It’s February STILL, and to muddle through I’m making a few videos exploring some of the themes that come up in my work with clients and groups.
This video explores the existential question: Where on the scale between manufactured consumer desire and fear-based asceticism do you find yourself today? How do you know, and what do you decide based on it?
In the last week I’ve had three conversations that swirled around the topic of enough:
- How much money is enough for me to have?
- How do I know if I have enough money?
- How much will be enough later?
People. This is why money is about everything else in life. Money is the means, not the end goal.
Having “enough” means: having a home, food, things to care for myself and my loved ones with, the ability to make decisions autonomously, a feeling of security, a sense of ease.
“Enough” might mean: The ability to jump right to working on the end goals without having to sweat the means.
I can go direct to planning a trip without also planning how to pay for the trip. I can go direct to quitting a toxic job and starting a new business venture without fearfully wondering how I’ll eat in the middle.

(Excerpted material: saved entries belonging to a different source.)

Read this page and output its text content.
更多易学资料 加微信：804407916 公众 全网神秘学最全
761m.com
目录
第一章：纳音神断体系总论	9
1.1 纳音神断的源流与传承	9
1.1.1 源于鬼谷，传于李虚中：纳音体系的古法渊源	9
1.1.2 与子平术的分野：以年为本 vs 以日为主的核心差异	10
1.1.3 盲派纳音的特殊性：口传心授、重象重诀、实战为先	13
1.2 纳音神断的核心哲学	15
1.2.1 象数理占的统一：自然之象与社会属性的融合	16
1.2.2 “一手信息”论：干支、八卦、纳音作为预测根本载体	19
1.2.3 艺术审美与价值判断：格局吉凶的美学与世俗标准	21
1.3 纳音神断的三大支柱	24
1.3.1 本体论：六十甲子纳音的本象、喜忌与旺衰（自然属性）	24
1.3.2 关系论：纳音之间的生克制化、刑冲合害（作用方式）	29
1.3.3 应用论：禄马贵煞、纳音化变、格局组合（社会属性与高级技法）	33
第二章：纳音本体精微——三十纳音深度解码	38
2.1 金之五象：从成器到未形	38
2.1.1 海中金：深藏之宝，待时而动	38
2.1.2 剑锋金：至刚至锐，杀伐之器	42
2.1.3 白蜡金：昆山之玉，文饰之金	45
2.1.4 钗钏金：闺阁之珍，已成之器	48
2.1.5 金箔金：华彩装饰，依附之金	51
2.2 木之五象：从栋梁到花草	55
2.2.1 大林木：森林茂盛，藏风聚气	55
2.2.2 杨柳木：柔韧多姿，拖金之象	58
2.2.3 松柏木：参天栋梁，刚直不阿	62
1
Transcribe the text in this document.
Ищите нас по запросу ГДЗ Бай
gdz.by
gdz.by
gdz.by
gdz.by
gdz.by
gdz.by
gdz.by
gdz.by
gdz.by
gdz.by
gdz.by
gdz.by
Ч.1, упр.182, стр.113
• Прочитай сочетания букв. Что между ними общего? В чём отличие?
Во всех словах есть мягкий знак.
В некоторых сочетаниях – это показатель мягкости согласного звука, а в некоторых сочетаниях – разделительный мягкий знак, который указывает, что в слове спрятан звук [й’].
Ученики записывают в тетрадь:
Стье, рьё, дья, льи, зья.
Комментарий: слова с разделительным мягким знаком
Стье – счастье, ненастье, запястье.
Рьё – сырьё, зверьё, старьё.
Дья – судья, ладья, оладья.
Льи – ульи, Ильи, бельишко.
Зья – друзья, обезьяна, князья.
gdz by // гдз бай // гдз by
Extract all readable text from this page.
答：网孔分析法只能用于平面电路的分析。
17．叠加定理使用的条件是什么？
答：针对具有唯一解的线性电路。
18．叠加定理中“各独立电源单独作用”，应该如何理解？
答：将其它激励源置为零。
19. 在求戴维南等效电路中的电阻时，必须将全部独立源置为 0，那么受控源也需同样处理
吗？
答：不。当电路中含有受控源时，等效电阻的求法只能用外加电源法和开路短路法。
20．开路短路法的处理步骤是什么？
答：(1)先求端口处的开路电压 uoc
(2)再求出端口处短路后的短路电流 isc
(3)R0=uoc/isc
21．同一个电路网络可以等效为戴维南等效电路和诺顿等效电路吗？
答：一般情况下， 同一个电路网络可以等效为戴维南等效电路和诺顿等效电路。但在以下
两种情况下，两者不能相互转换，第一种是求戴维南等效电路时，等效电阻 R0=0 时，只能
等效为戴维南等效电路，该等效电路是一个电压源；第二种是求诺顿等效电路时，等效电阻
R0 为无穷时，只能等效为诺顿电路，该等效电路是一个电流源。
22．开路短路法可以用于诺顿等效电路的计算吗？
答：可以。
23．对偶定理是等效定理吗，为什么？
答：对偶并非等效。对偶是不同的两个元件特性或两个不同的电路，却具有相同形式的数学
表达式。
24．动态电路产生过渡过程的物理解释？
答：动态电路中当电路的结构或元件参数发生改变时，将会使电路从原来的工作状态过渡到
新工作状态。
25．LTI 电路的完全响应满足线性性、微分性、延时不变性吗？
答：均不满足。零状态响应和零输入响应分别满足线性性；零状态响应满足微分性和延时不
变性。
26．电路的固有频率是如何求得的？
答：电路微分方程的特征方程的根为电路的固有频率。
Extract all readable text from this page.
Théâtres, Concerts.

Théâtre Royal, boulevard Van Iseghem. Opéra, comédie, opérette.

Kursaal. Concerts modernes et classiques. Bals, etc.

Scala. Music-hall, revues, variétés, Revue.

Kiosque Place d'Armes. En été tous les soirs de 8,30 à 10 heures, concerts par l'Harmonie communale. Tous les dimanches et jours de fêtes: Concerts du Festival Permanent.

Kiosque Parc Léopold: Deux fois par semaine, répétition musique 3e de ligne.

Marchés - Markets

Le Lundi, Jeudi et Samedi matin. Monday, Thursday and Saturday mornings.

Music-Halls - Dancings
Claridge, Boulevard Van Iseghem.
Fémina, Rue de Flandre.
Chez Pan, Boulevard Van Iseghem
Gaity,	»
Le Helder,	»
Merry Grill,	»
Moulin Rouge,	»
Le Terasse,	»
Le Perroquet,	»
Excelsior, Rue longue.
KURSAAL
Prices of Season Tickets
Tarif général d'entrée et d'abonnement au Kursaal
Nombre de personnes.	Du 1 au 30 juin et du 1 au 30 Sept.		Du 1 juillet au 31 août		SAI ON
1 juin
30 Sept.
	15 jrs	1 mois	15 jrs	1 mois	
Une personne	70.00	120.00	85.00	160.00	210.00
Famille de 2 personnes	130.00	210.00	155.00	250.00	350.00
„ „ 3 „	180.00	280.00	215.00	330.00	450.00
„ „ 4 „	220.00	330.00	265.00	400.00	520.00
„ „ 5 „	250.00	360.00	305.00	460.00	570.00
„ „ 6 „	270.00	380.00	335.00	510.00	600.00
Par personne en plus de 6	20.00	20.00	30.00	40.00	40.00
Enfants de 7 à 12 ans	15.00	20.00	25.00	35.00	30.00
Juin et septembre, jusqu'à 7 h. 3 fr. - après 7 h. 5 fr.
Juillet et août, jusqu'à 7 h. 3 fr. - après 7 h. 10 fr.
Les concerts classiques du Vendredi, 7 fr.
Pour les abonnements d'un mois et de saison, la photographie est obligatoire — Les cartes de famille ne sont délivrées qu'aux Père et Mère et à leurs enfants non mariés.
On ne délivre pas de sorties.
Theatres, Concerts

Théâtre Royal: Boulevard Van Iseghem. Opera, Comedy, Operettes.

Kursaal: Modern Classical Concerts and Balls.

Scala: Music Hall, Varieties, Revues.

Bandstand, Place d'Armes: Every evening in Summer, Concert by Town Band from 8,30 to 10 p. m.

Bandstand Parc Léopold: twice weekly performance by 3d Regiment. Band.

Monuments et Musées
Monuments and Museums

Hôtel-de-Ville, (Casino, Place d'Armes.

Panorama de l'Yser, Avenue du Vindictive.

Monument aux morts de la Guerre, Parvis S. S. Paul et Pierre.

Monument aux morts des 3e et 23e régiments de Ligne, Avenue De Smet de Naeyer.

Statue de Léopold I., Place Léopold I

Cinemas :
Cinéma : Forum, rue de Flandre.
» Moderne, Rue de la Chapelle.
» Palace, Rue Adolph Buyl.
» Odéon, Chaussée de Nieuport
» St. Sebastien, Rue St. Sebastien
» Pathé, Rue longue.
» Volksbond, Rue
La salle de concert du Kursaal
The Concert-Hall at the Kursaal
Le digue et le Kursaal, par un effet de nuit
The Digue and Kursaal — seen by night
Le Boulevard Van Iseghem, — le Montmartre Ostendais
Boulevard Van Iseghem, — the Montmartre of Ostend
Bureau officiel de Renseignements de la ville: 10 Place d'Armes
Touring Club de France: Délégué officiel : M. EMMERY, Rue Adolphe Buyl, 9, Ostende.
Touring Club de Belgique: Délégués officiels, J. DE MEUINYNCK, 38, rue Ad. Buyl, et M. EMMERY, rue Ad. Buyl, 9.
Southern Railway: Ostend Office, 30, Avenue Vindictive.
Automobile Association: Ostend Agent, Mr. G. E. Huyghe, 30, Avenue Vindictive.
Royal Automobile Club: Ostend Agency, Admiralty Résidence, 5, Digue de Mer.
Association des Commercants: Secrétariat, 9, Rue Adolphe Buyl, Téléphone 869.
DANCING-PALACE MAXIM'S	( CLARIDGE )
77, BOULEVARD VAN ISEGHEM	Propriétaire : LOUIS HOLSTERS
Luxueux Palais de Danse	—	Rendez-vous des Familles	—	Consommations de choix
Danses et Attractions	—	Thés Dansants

I can decide I want to act on a desire – for beauty, pleasure, fulfilment – confident that it’ll be available to me and that I want it from my heart, not from being a target market.
You might be starting to think: hmm, sounds complicated. Privileged. Unlikely. Lucky. Mythical.
For some of us, there has never been the ease of jumping directly to the goal. In this case, imagining bigger goals is the challenge. For others, there’s never been an issue of truly being blocked by economics. In this case, understanding resources purposefully is the challenge.
This is the toxic conundrum at the center of our economics:
We want confidence and ease, yet there are few paths to end goals that allow you to skip consideration of the means to get there — and those paths that DO allow you to skip consideration? Be wary.
To click once and prepare to be satisfied? To enter a credit card and allow yourself to hand off the problem? What’s made to feel easy might itself be a construction: a means to a profit end.
When people ask me: how do I know what’s enough / if I have enough, I hear existential dread: how do I know that what I think I need is “right” and how much is that, anyway? What if I’m wrong? What if I’m right and I am messing it up RIGHT NOW?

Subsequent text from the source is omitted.